Frankly, I do not understand who would think glibc symbols themselves would be the challenge in this case. Even if you statically link glibc there's zero guarantee the syscalls will be present in the older Linux (cue .ABI-tag failures). Or even damn ELF format changes (e.g. gnu-style hashes). The simple solution is to build in the older Linux (&glibc).
In my long experience with ancient binaries, glibc has almost never been the problem, and its ability to _run_ ancient binaries is all but excellent; even Linux is more of a problem than glibc is (for starters paths to everywhere in /proc, /sys change every other half-decade).
It’s an abomination that Linux uses system libraries when building. Catastrophically terrible and stupid decision.

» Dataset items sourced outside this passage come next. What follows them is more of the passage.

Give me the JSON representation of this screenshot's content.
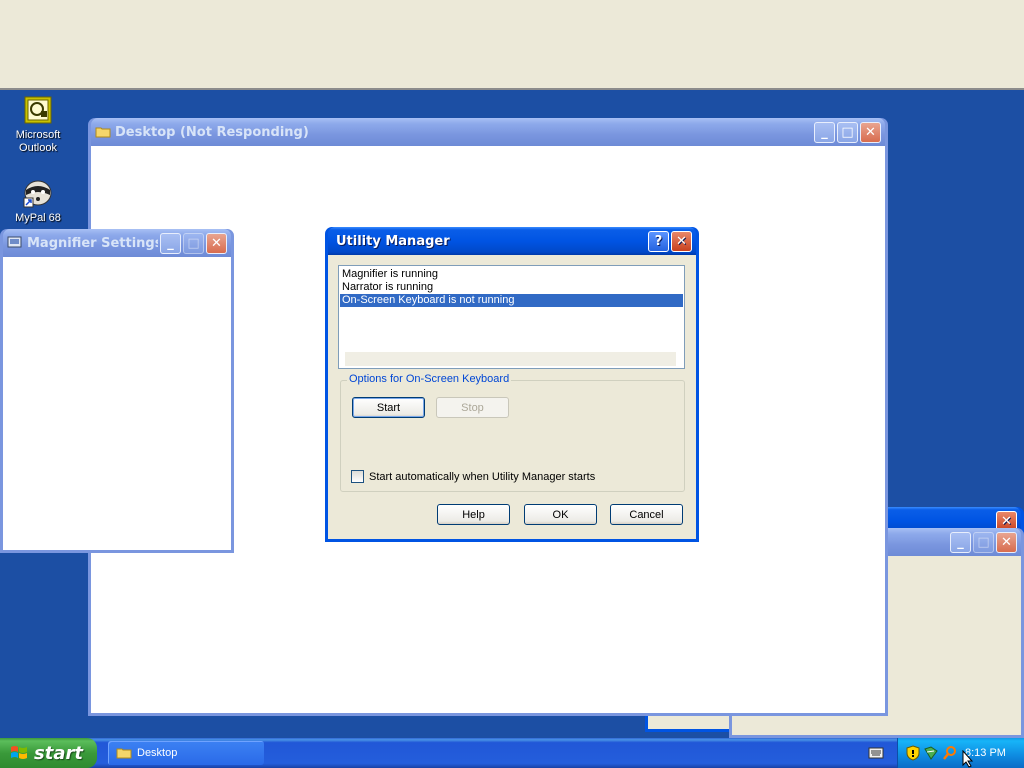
{
  "desktop_icons": [
    {
      "label_line1": "Microsoft",
      "label_line2": "Outlook",
      "icon": "outlook-icon"
    },
    {
      "label_line1": "MyPal 68",
      "label_line2": "",
      "icon": "mypal-icon"
    }
  ],
  "desktop_window": {
    "title": "Desktop (Not Responding)"
  },
  "magnifier_window": {
    "title": "Magnifier Settings"
  },
  "utility_manager": {
    "title": "Utility Manager",
    "list": [
      "Magnifier is running",
      "Narrator is running",
      "On-Screen Keyboard is not running"
    ],
    "selected_index": 2,
    "group_label": "Options for On-Screen Keyboard",
    "start_label": "Start",
    "stop_label": "Stop",
    "checkbox_label": "Start automatically when Utility Manager starts",
    "checkbox_checked": false,
    "help_label": "Help",
    "ok_label": "OK",
    "cancel_label": "Cancel"
  },
  "taskbar": {
    "start_label": "start",
    "task_buttons": [
      {
        "label": "Desktop",
        "icon": "folder-icon"
      }
    ],
    "tray_icons": [
      "security-shield-icon",
      "network-icon",
      "magnifier-icon"
    ],
    "clock": "8:13 PM"
  },
  "colors": {
    "desktop_bg": "#1c4fa4",
    "titlebar_active": "#0054e3",
    "selection": "#316ac5"
  }
}
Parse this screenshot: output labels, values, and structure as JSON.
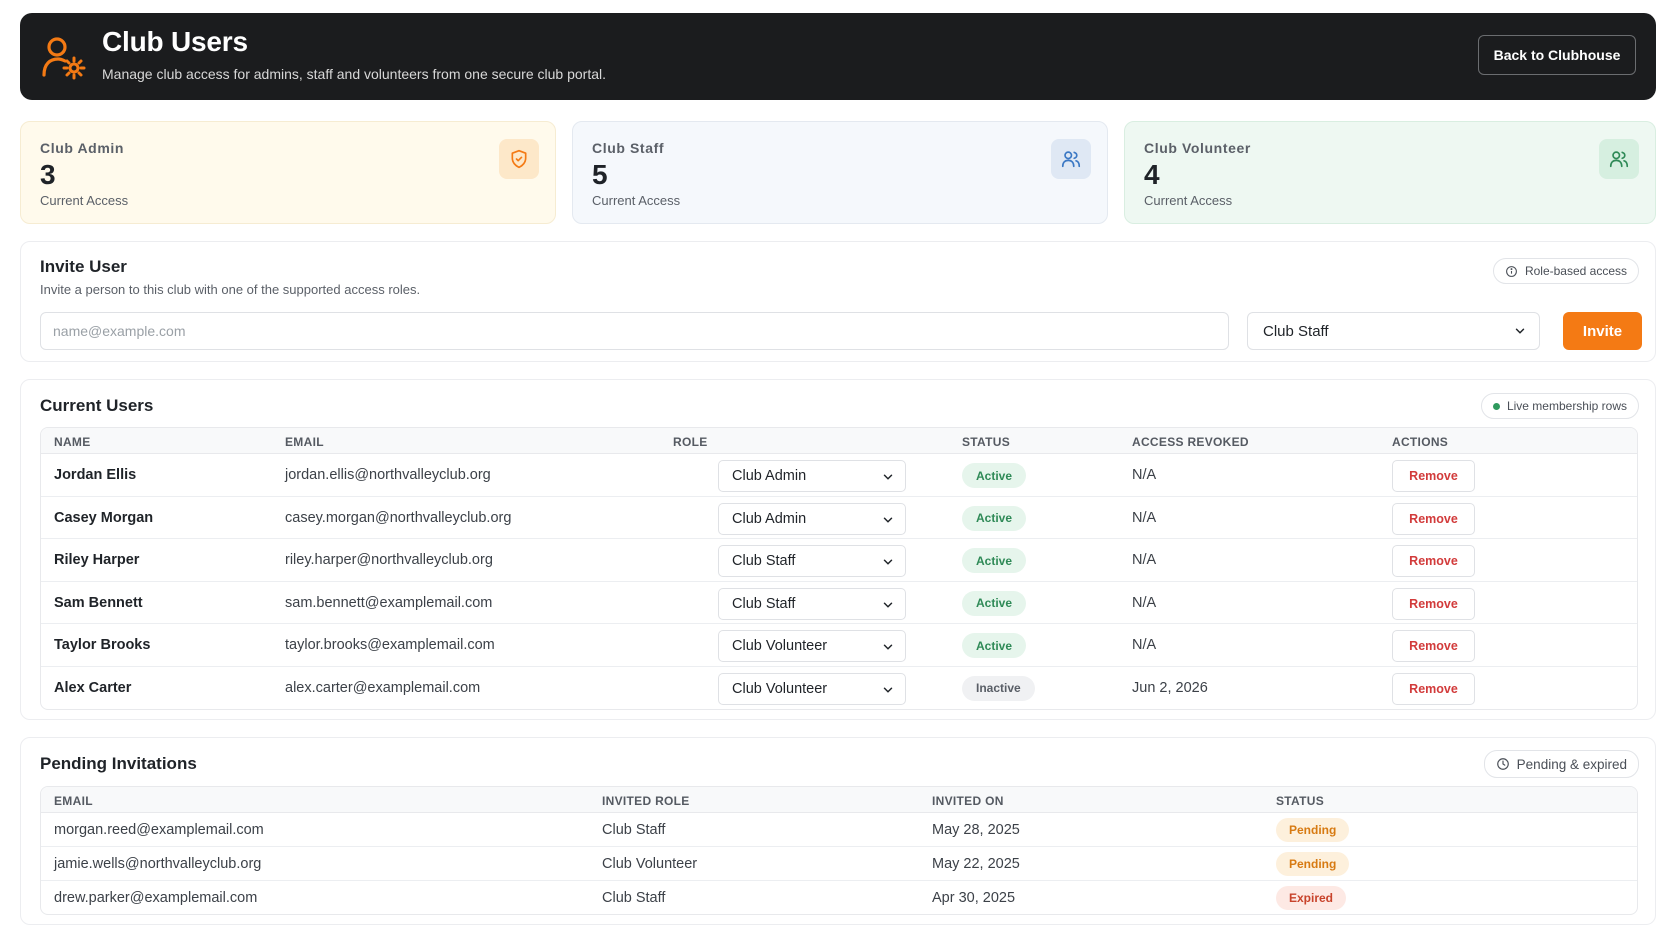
{
  "header": {
    "title": "Club Users",
    "subtitle": "Manage club access for admins, staff and volunteers from one secure club portal.",
    "back_button": "Back to Clubhouse",
    "logo_icon": "user-gear-icon"
  },
  "cards": [
    {
      "label": "Club Admin",
      "count": "3",
      "caption": "Current Access",
      "icon": "shield-check-icon",
      "accent": "#f47a14"
    },
    {
      "label": "Club Staff",
      "count": "5",
      "caption": "Current Access",
      "icon": "users-icon",
      "accent": "#3b78c4"
    },
    {
      "label": "Club Volunteer",
      "count": "4",
      "caption": "Current Access",
      "icon": "users-icon",
      "accent": "#2f8a57"
    }
  ],
  "invite": {
    "title": "Invite User",
    "description": "Invite a person to this club with one of the supported access roles.",
    "badge": "Role-based access",
    "email_value": "",
    "email_placeholder": "name@example.com",
    "role_selected": "Club Staff",
    "button": "Invite"
  },
  "users": {
    "title": "Current Users",
    "badge": "Live membership rows",
    "columns": [
      "NAME",
      "EMAIL",
      "ROLE",
      "STATUS",
      "ACCESS REVOKED",
      "ACTIONS"
    ],
    "rows": [
      {
        "name": "Jordan Ellis",
        "email": "jordan.ellis@northvalleyclub.org",
        "role": "Club Admin",
        "status": "Active",
        "revoked": "N/A",
        "action": "Remove"
      },
      {
        "name": "Casey Morgan",
        "email": "casey.morgan@northvalleyclub.org",
        "role": "Club Admin",
        "status": "Active",
        "revoked": "N/A",
        "action": "Remove"
      },
      {
        "name": "Riley Harper",
        "email": "riley.harper@northvalleyclub.org",
        "role": "Club Staff",
        "status": "Active",
        "revoked": "N/A",
        "action": "Remove"
      },
      {
        "name": "Sam Bennett",
        "email": "sam.bennett@examplemail.com",
        "role": "Club Staff",
        "status": "Active",
        "revoked": "N/A",
        "action": "Remove"
      },
      {
        "name": "Taylor Brooks",
        "email": "taylor.brooks@examplemail.com",
        "role": "Club Volunteer",
        "status": "Active",
        "revoked": "N/A",
        "action": "Remove"
      },
      {
        "name": "Alex Carter",
        "email": "alex.carter@examplemail.com",
        "role": "Club Volunteer",
        "status": "Inactive",
        "revoked": "Jun 2, 2026",
        "action": "Remove"
      }
    ]
  },
  "pending": {
    "title": "Pending Invitations",
    "badge": "Pending & expired",
    "columns": [
      "EMAIL",
      "INVITED ROLE",
      "INVITED ON",
      "STATUS"
    ],
    "rows": [
      {
        "email": "morgan.reed@examplemail.com",
        "role": "Club Staff",
        "invited_on": "May 28, 2025",
        "status": "Pending"
      },
      {
        "email": "jamie.wells@northvalleyclub.org",
        "role": "Club Volunteer",
        "invited_on": "May 22, 2025",
        "status": "Pending"
      },
      {
        "email": "drew.parker@examplemail.com",
        "role": "Club Staff",
        "invited_on": "Apr 30, 2025",
        "status": "Expired"
      }
    ]
  }
}
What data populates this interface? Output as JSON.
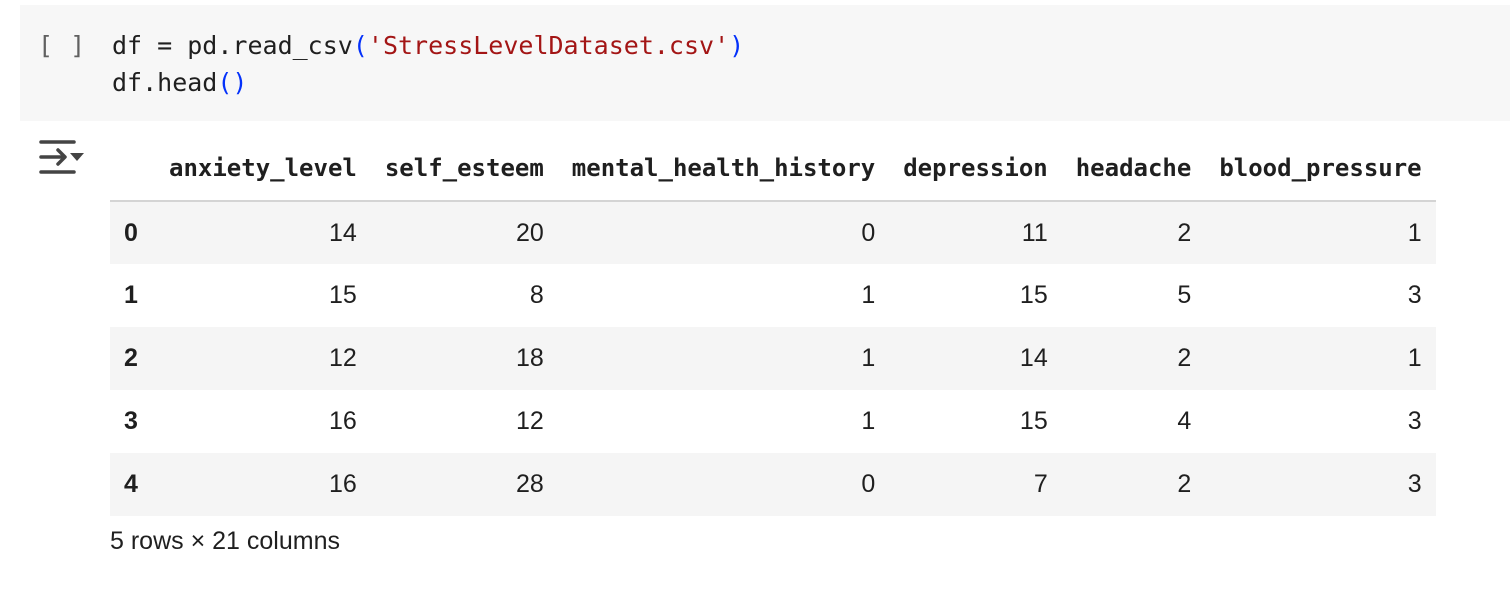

It should be trivial for any program to compile and specify any arbitrary previous version of glibc as the target.
Linux got this so incredibly wildly wrong. It’s a shame.
I tend to stay on the oldest supported version of Windows until they drop support and haven't ever seen an application that wouldn't run because it's built on a newer version of Windows.
It should be trivial for Windows to cross-compile for Linux for any distro and for any ancient version of glibc.
It is not trivial.
Here is a post describing the mountain range of bullshit that Zig had to move to enable trivial cross-compile and backwards targeting. https://andrewkelley.me/post/zig-cc-powerful-drop-in-replace...
Linux is far and away the worst offender out of Linux, Mac, and Windows. By leaps and bounds.